The employment numbers that came out today (Friday) were very bad and caught most economists and analysts by surprise. Nothing the Fed has done has worked. Once again the ranks of the unemployed grow, wages flatten out, manufacturing weakens, GDP declines, and savings are spent to maintain lifestyles. The U.S. and much of the rest of the world is heading toward stagnation, if not recession. Yet, despite the failures of central bank policies, they will persist in doing the same wrong thing again. Here we review the data and explain why things are heading south.
The U.S. recovery appears to be tracking a similar pattern of the past three years, in which the economy gains steam during the winter only to run down in the spring and summer. But the situation this time is puzzling, given that there hasn’t been a gas-price spike—prices instead have fallen–or a disaster, such as last year’s Japanese earthquake and tsunami.
The above comment is from the Wall Street Journal’s story on today’s poor employment report from the BLS. Piled on top of this was news that manufacturing is softening, wages and hours are declining, and the manufacturing PMIs for the UK, Eurozone, and China are declining. And we were informed yesterday that GDP is sinking. The U.S. markets reacted badly: most were down about 2.5%, with the Russel 2000 d0wn 3.2%.
The given explanations for these events are all wrong and they have been wrong since 2008 as mainstream economists are “surprised” on a regular basis. The news media on Friday offered no valid explanations of current events, and as I listened to the news, commentators were making it up as the went along, trying to make sense of what looks like a worldwide slowdown. Our fellow homo sapiens can’t not try to explain events they don’t understand.

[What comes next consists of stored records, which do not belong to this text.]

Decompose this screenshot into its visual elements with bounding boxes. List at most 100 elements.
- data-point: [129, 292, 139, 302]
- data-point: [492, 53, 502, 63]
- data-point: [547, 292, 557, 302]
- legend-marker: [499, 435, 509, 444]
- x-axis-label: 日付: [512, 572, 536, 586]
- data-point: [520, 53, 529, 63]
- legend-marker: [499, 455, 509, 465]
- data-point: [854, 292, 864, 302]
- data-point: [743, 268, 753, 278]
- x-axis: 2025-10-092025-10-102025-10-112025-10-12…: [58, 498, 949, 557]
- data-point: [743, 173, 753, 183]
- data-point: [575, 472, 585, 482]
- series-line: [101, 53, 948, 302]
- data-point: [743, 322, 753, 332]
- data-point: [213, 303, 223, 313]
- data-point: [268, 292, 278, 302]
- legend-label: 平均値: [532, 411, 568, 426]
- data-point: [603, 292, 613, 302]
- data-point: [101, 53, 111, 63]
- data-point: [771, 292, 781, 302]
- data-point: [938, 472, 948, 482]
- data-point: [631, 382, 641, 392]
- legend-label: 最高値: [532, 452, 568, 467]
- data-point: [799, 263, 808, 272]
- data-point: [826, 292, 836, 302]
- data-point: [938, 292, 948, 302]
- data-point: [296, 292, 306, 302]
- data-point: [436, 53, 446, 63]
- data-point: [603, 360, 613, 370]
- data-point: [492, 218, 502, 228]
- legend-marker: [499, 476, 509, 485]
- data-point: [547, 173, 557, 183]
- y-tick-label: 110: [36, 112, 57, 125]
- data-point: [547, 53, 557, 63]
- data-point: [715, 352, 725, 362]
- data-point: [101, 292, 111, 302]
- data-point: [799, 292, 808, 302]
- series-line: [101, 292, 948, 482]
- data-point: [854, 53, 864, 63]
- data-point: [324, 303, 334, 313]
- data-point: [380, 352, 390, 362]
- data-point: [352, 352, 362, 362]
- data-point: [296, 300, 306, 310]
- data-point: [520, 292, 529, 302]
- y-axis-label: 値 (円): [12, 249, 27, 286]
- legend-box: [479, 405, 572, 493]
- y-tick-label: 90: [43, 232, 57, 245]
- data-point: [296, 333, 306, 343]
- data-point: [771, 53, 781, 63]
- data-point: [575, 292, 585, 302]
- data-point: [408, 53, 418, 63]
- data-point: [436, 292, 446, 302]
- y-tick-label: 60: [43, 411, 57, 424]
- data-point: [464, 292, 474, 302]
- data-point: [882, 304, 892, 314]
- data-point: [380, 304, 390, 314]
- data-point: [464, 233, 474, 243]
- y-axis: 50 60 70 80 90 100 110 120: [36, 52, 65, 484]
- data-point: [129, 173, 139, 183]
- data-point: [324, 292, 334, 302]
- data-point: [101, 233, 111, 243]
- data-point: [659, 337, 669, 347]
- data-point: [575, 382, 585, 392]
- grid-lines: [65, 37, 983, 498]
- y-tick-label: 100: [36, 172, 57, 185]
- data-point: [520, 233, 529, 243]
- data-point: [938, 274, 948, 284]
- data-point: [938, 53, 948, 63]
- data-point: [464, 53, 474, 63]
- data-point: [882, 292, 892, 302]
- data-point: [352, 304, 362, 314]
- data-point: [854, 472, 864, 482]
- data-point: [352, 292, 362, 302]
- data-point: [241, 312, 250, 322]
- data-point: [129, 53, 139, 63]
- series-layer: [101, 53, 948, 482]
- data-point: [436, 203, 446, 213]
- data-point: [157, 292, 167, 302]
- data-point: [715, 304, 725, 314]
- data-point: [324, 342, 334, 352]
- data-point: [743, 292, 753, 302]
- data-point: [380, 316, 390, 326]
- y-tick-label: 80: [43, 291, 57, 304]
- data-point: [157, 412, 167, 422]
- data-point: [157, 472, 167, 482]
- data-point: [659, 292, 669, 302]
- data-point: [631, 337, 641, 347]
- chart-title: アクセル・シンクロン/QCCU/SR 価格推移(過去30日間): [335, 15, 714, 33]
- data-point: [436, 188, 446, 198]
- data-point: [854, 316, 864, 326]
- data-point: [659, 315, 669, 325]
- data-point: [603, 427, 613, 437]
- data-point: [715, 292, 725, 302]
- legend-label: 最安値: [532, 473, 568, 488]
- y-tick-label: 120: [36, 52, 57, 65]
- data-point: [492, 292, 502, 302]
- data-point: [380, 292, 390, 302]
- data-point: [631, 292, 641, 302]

What is causing the worldwide slowdown are not natural events but rather the result of man made policies from central banks and governments. Yet economists continue to recommend the same policies that caused the economic decline. Will things ever change?
Let’s examine the data first.
Employment, the chief motivator of politicians and central bankers, was “surprisingly” (again, that word) weak. Here is a quick summary from Econoday:
New job creation was weak, the unemployment rate increased, hourly earnings were weak, disposable personal income was weak, the work week went down, and the all-important (to the Fed) PCE price index declined (April). This is not what our leaders expected. Here’s a picture:
For those of you looking for the detail on U-6, long-term unemployed, here is the table:
If I were Ben Bernanke or President Obama, I would like to see these data going the other way if I wanted to keep my job.
There is always a lot of controversy about the actual rate of employment as reflected in the number of employed versus the population at large or as compared to the workforce population. The official numbers are as follows: the population to employment ratio is 58.6% and the workforce to population ratio is 63.8%.
My fellow blogger Mish always does an excellent take on the dubious BLS calculations based on the birth-death model of business creation, the real ratio of a growing population to employed, and the dropout rate. I would refer you to his excellent article on these data.
Whatever the real story is, it isn’t good.
Part of the data that I believe is most important, other than the headline numbers of growing unemployment, is the PCE price index and the personal savings rate.
As I mentioned above, the PCE price index went down in April (+0.1%) compared to March (+0.2%). To the Fed this smells like (i) recession and (ii) deflation.
The personal savings rate went down as well, to 3.4% in April as compared to 3.5% in March. This tells us that consumers are funding PCE with savings, since disposable personal income is flat (+0.2% in April, same as March).
What the fallout of these data is for planning purposes is:
1. The Administration is seriously concerned since an election is only 5 months away.
2. The Fed is seriously concerned since none of their monetary policies are working as planned.
3. “Inflation” as the Fed defines it is looking more like the much feared “deflation.” The Fed will not let “deflation” happen.
4. The only thing the Fed really knows how to do is print money, and since the inflation hawks on the FOMC have nothing to complain about, it makes another round of quantitative easing likely. And soon.
5. The decline in savings further diminishes the chances of a recovery since what the economy needs is (i) to liquidate the bad investments made during the boom (malinvestment) and (ii) capital from real savings to make it grow again. While one could argue that such “savings” are the product of two prior rounds of QE and not “real savings” as defined by Austrian economic theory, I don’t think that is the case. A substantial part of these savings is “real savings” and it is being destroyed.
Mainstream economists treat our current mini-cycles as somewhat natural events, divorced from any action by the Fed and the Administration (see opening quote). One only need to look at Fed policies (QE, ZIRP, and money supply) as we “Austrians” do to get the real answers.